Wednesday, December 23, 2015

Letter to a stressed out Mom at Christmas

I see you there. Looking gorgeous. Dressed just right. Making small talk at the party.
I see the list floating list over your head too. Wrap  presents, bake cookies, pick up gifts for teachers, wine for neighbours and Doctors. Get nails done. Dress kids up - have photos taken, send cards.
Get tree. Decorate tree. Try not to be an obsessive cow about how and where
ornaments are placed upon it. Uphold at least three to five annual Christmas traditions,
whatever they may be .....annual girls Christmas party ? Make gingerbread house ?
Bake and decorate five different kinds of cookies ? Take kids to see Santa ?
Go to Santa Claus parade ?
Fit in dance recital school concert and attend at least five different festive functions which fall on three nights, all overlapping - find a way to figure it out - just get there - to all of them.
Decline, none of them . Just check it off of the list.
I see you dreading the road trip home to the in laws, I see you imagining you didn't have to attend that work party. I know you would rather be at home in yoga pants watching Netflix.
I see you do all of this in the name of the season and  I also see you completely unable to step aside from the madness, the expectations and the lists, to take some much needed time for yourself.
I know you think it's not OK to do this. Once upon a time, I did too.
I know you think you have to keep enduring all the chaos simply because you can.
I also know that just because you can, doesn't mean you should.
I see all of this because once upon a time - I was just like you.
Then I got divorced.

I learned the hard way and am learning still that traditions can be both our comfort and anchor but the expectations that go with them, when unmet or perhaps unmatched with equal passion, can be down right painful. They can bond us in joyful memories for years to come, or hurt us in quiet resentment and dread as we smile and force our way through it.

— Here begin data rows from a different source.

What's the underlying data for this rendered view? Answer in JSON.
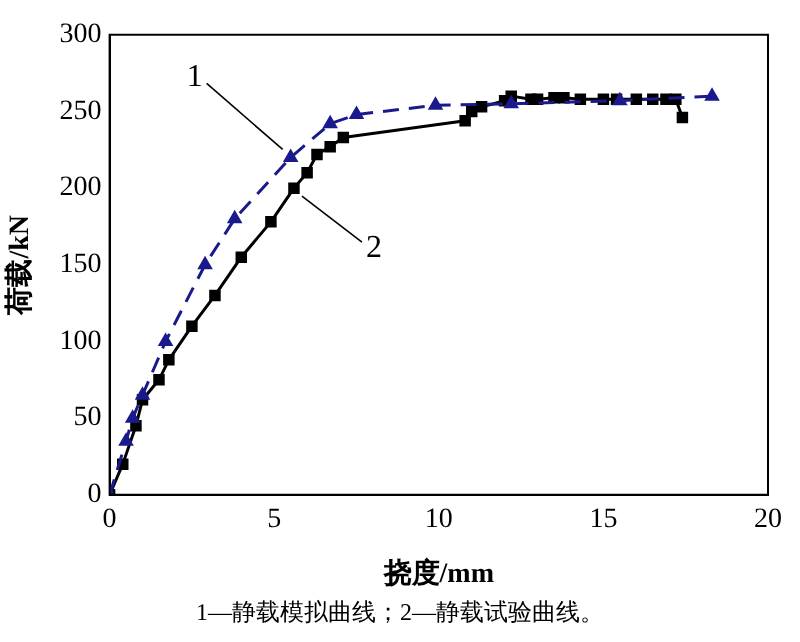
{
  "chart_data": {
    "type": "line",
    "xlabel": "挠度/mm",
    "ylabel": "荷载/kN",
    "xlim": [
      0,
      20
    ],
    "xticks": [
      0,
      5,
      10,
      15,
      20
    ],
    "ylim": [
      0,
      300
    ],
    "yticks": [
      0,
      50,
      100,
      150,
      200,
      250,
      300
    ],
    "grid": false,
    "legend": false,
    "annotations": [
      "1—静载模拟曲线；2—静载试验曲线。"
    ],
    "series": [
      {
        "name": "1",
        "color": "#1a1a8c",
        "marker": "triangle",
        "line_style": "dashed",
        "x": [
          0,
          0.5,
          0.7,
          1.0,
          1.7,
          2.9,
          3.8,
          5.5,
          6.7,
          7.5,
          9.9,
          12.2,
          15.5,
          18.3
        ],
        "values": [
          0,
          35,
          50,
          65,
          100,
          150,
          180,
          220,
          242,
          248,
          254,
          255,
          257,
          260
        ]
      },
      {
        "name": "2",
        "color": "#000000",
        "marker": "square",
        "line_style": "solid",
        "x": [
          0,
          0.4,
          0.8,
          1.0,
          1.5,
          1.8,
          2.5,
          3.2,
          4.0,
          4.9,
          5.6,
          6.0,
          6.3,
          6.7,
          7.1,
          10.8,
          11.0,
          11.3,
          12.0,
          12.2,
          12.8,
          13.0,
          13.5,
          13.8,
          14.3,
          15.0,
          15.4,
          16.0,
          16.5,
          16.9,
          17.2,
          17.4
        ],
        "values": [
          0,
          20,
          45,
          62,
          75,
          88,
          110,
          130,
          155,
          178,
          200,
          210,
          222,
          227,
          233,
          244,
          250,
          253,
          257,
          260,
          258,
          258,
          259,
          259,
          258,
          258,
          258,
          258,
          258,
          258,
          258,
          246
        ]
      }
    ]
  }
}
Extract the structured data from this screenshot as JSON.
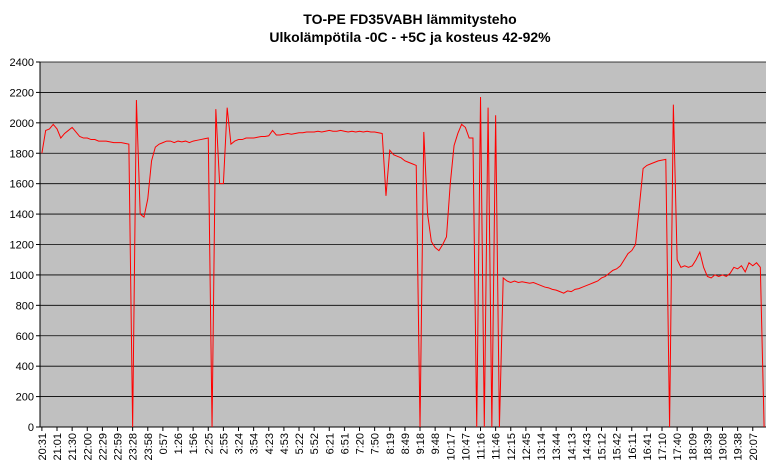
{
  "chart_data": {
    "type": "line",
    "title": "TO-PE FD35VABH lämmitysteho",
    "subtitle": "Ulkolämpötila  -0C - +5C ja kosteus 42-92%",
    "categories": [
      "20:31",
      null,
      null,
      null,
      "21:01",
      null,
      null,
      null,
      "21:30",
      null,
      null,
      null,
      "22:00",
      null,
      null,
      null,
      "22:29",
      null,
      null,
      null,
      "22:59",
      null,
      null,
      null,
      "23:28",
      null,
      null,
      null,
      "23:58",
      null,
      null,
      null,
      "0:57",
      null,
      null,
      null,
      "1:26",
      null,
      null,
      null,
      "1:56",
      null,
      null,
      null,
      "2:25",
      null,
      null,
      null,
      "2:55",
      null,
      null,
      null,
      "3:24",
      null,
      null,
      null,
      "3:54",
      null,
      null,
      null,
      "4:23",
      null,
      null,
      null,
      "4:53",
      null,
      null,
      null,
      "5:22",
      null,
      null,
      null,
      "5:52",
      null,
      null,
      null,
      "6:21",
      null,
      null,
      null,
      "6:51",
      null,
      null,
      null,
      "7:20",
      null,
      null,
      null,
      "7:50",
      null,
      null,
      null,
      "8:19",
      null,
      null,
      null,
      "8:49",
      null,
      null,
      null,
      "9:18",
      null,
      null,
      null,
      "9:48",
      null,
      null,
      null,
      "10:17",
      null,
      null,
      null,
      "10:47",
      null,
      null,
      null,
      "11:16",
      null,
      null,
      null,
      "11:46",
      null,
      null,
      null,
      "12:15",
      null,
      null,
      null,
      "12:45",
      null,
      null,
      null,
      "13:14",
      null,
      null,
      null,
      "13:44",
      null,
      null,
      null,
      "14:13",
      null,
      null,
      null,
      "14:43",
      null,
      null,
      null,
      "15:12",
      null,
      null,
      null,
      "15:42",
      null,
      null,
      null,
      "16:11",
      null,
      null,
      null,
      "16:41",
      null,
      null,
      null,
      "17:10",
      null,
      null,
      null,
      "17:40",
      null,
      null,
      null,
      "18:09",
      null,
      null,
      null,
      "18:39",
      null,
      null,
      null,
      "19:08",
      null,
      null,
      null,
      "19:38",
      null,
      null,
      null,
      "20:07",
      null,
      null,
      null
    ],
    "series": [
      {
        "color": "#ff0000",
        "values": [
          1800,
          1950,
          1960,
          1990,
          1960,
          1900,
          1930,
          1950,
          1970,
          1940,
          1910,
          1900,
          1900,
          1890,
          1890,
          1880,
          1880,
          1880,
          1875,
          1870,
          1870,
          1870,
          1865,
          1860,
          0,
          2150,
          1400,
          1380,
          1500,
          1750,
          1840,
          1860,
          1870,
          1880,
          1880,
          1870,
          1880,
          1875,
          1880,
          1870,
          1880,
          1885,
          1890,
          1895,
          1900,
          0,
          2090,
          1600,
          1600,
          2100,
          1860,
          1880,
          1890,
          1890,
          1900,
          1900,
          1900,
          1905,
          1910,
          1910,
          1915,
          1950,
          1920,
          1920,
          1925,
          1930,
          1925,
          1930,
          1935,
          1935,
          1940,
          1940,
          1940,
          1945,
          1940,
          1945,
          1950,
          1945,
          1945,
          1950,
          1945,
          1940,
          1945,
          1940,
          1945,
          1940,
          1945,
          1940,
          1940,
          1935,
          1930,
          1520,
          1820,
          1790,
          1780,
          1770,
          1750,
          1740,
          1730,
          1720,
          0,
          1940,
          1400,
          1220,
          1180,
          1160,
          1200,
          1250,
          1600,
          1850,
          1930,
          1990,
          1970,
          1900,
          1900,
          0,
          2170,
          0,
          2100,
          0,
          2050,
          0,
          980,
          960,
          950,
          960,
          950,
          955,
          950,
          945,
          950,
          940,
          930,
          920,
          915,
          905,
          900,
          890,
          880,
          895,
          890,
          905,
          910,
          920,
          930,
          940,
          950,
          960,
          980,
          990,
          1010,
          1030,
          1040,
          1060,
          1100,
          1140,
          1160,
          1200,
          1450,
          1700,
          1720,
          1730,
          1740,
          1750,
          1755,
          1760,
          0,
          2120,
          1100,
          1050,
          1060,
          1050,
          1060,
          1100,
          1150,
          1050,
          990,
          980,
          1000,
          990,
          1000,
          990,
          1010,
          1050,
          1040,
          1060,
          1020,
          1080,
          1060,
          1080,
          1050,
          0
        ]
      }
    ],
    "ylim": [
      0,
      2400
    ],
    "yticks": [
      0,
      200,
      400,
      600,
      800,
      1000,
      1200,
      1400,
      1600,
      1800,
      2000,
      2200,
      2400
    ],
    "grid": true
  }
}
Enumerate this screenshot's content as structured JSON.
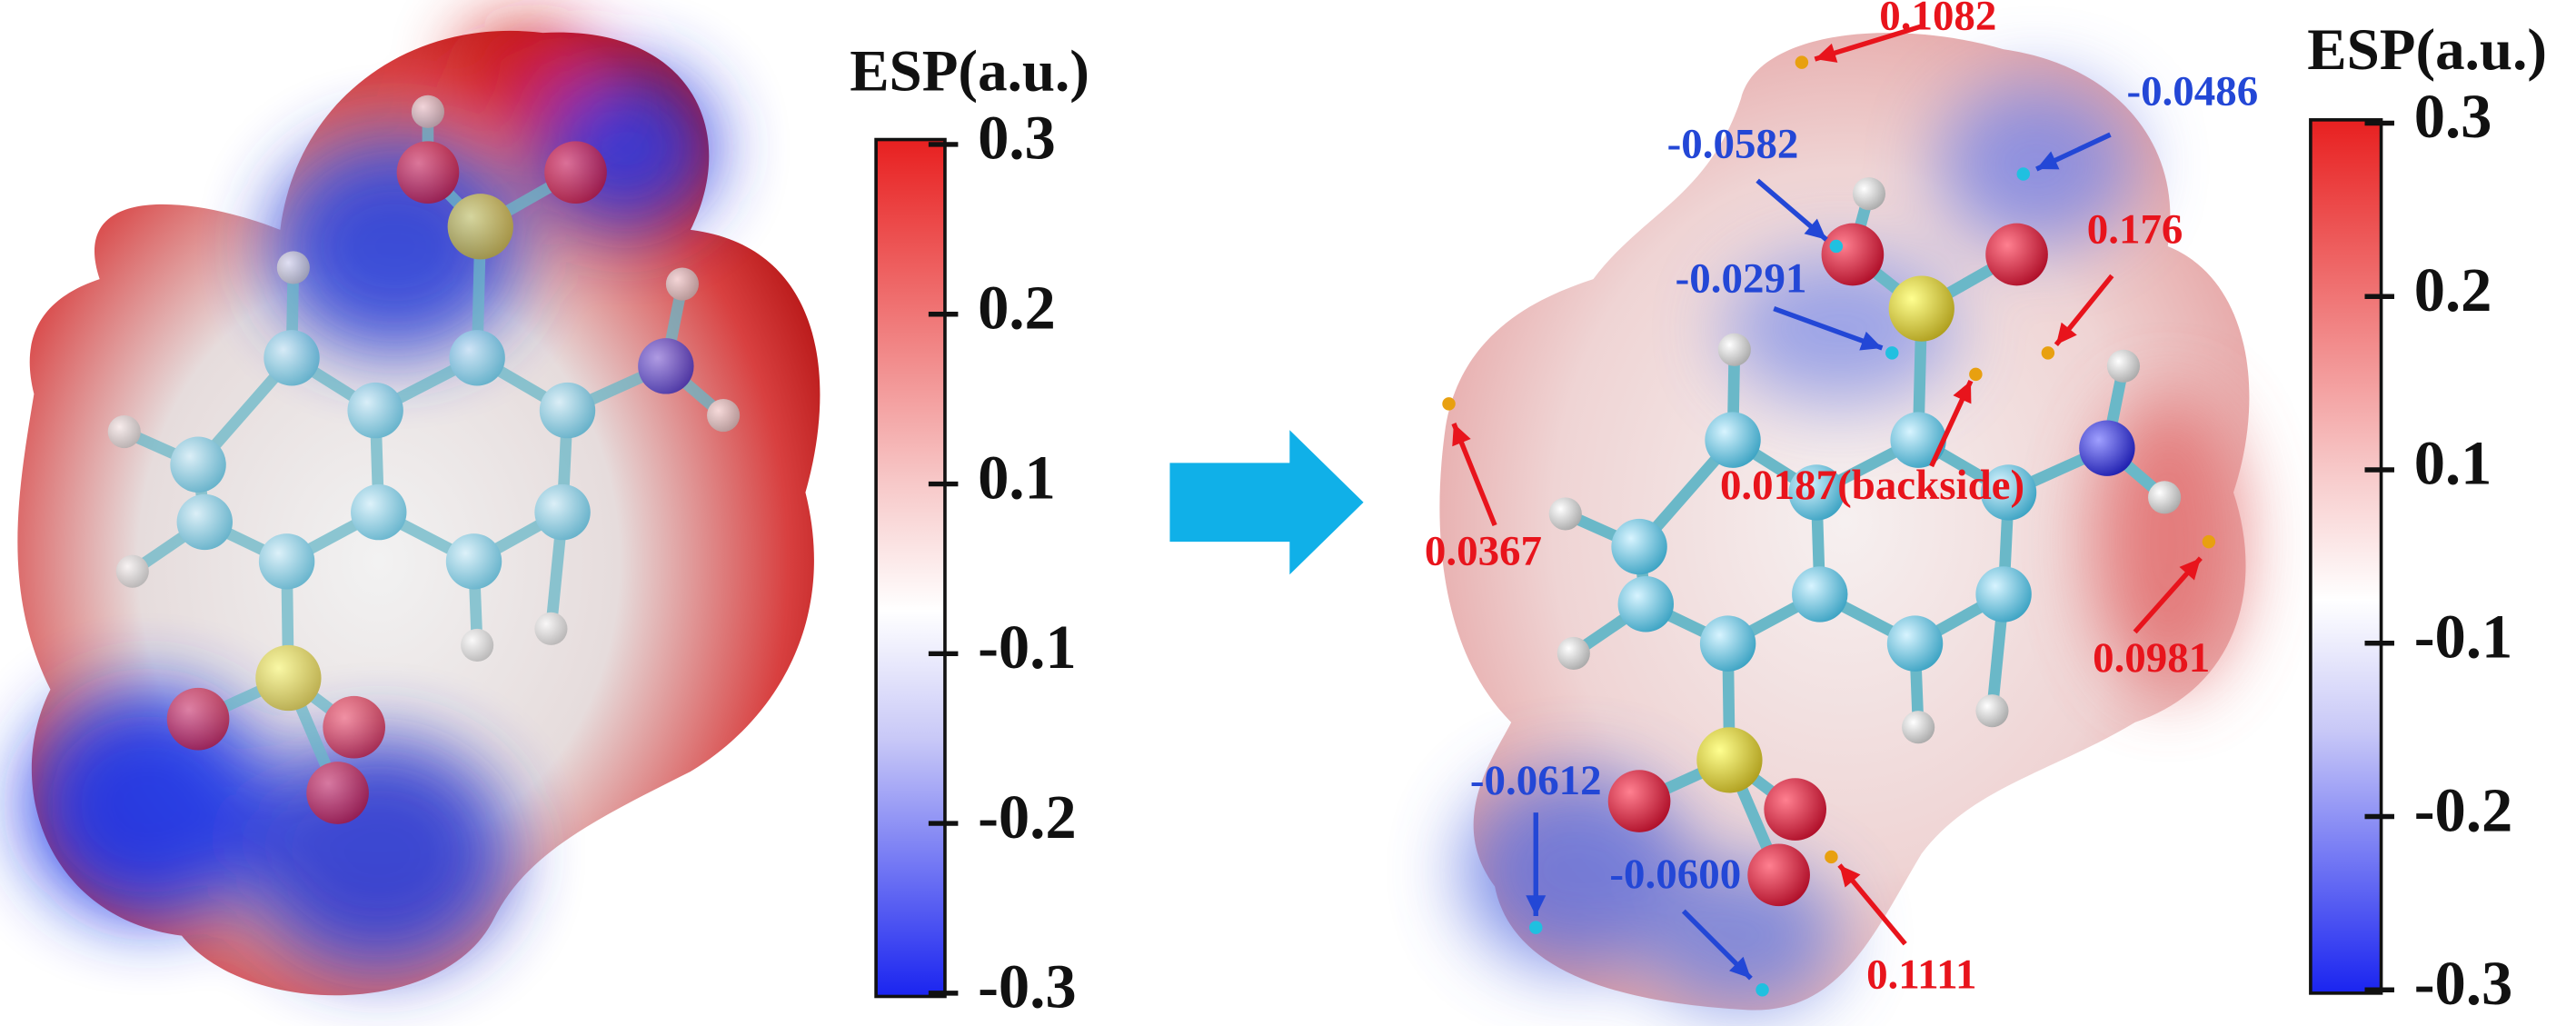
{
  "panels": [
    {
      "colorbar": {
        "title": "ESP(a.u.)",
        "ticks": [
          0.3,
          0.2,
          0.1,
          -0.1,
          -0.2,
          -0.3
        ]
      }
    },
    {
      "colorbar": {
        "title": "ESP(a.u.)",
        "ticks": [
          0.3,
          0.2,
          0.1,
          -0.1,
          -0.2,
          -0.3
        ]
      },
      "annotations": [
        {
          "text": "0.1082",
          "color": "#e8141c"
        },
        {
          "text": "-0.0486",
          "color": "#2347d6"
        },
        {
          "text": "-0.0582",
          "color": "#2347d6"
        },
        {
          "text": "0.176",
          "color": "#e8141c"
        },
        {
          "text": "-0.0291",
          "color": "#2347d6"
        },
        {
          "text": "0.0187(backside)",
          "color": "#e8141c"
        },
        {
          "text": "0.0367",
          "color": "#e8141c"
        },
        {
          "text": "0.0981",
          "color": "#e8141c"
        },
        {
          "text": "-0.0612",
          "color": "#2347d6"
        },
        {
          "text": "-0.0600",
          "color": "#2347d6"
        },
        {
          "text": "0.1111",
          "color": "#e8141c"
        }
      ]
    }
  ]
}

I am not really sure what the middle ground is since I only know and observe the pendulum as it swings between one extreme and the next...but I cannot turn away from the disconnect...from the people who are truly struggling and trying so hard to uphold the impossible, and from those who have no choice but to humbly embrace their quiet lives.

I understand in the most bittersweet way, what a stressed out mother would not give for the silence I have learned to sit with, if only for a day.
I also understand what a lonely single mother counting the sleeps until her children return to her, wouldn't give for a cut of your chaos, just to have her children close and her world a little less divided. Even if she chose this.

The truth is, none of us ever fully understands another individual until we have walked in their shoes and allowed ourselves to entertain the idea that not everything is as it seems.
Consider the fact that we all struggle and search and at times feel like frauds, one way or another,  as we try to muddle our way through this game of being grown ups.
Consider that the only measure of true happiness, of the lasting kind, comes from a peace within. Know that the only judge of what that is, is you. The real you. The one the world doesn't get to see enough of. The one you try so hard to hide from the world around you, lest you fail to measure up.

Dear stressed out Mom at Christmas time, wake up, look in the mirror, love yourself enough to take care of your own needs, your own soul, your own inner voice. Know that in doing so, your children and spouse and anyone else who loves you, will get the absolute best of you, and you in turn can bask in the glow of being the most authentic version of yourself.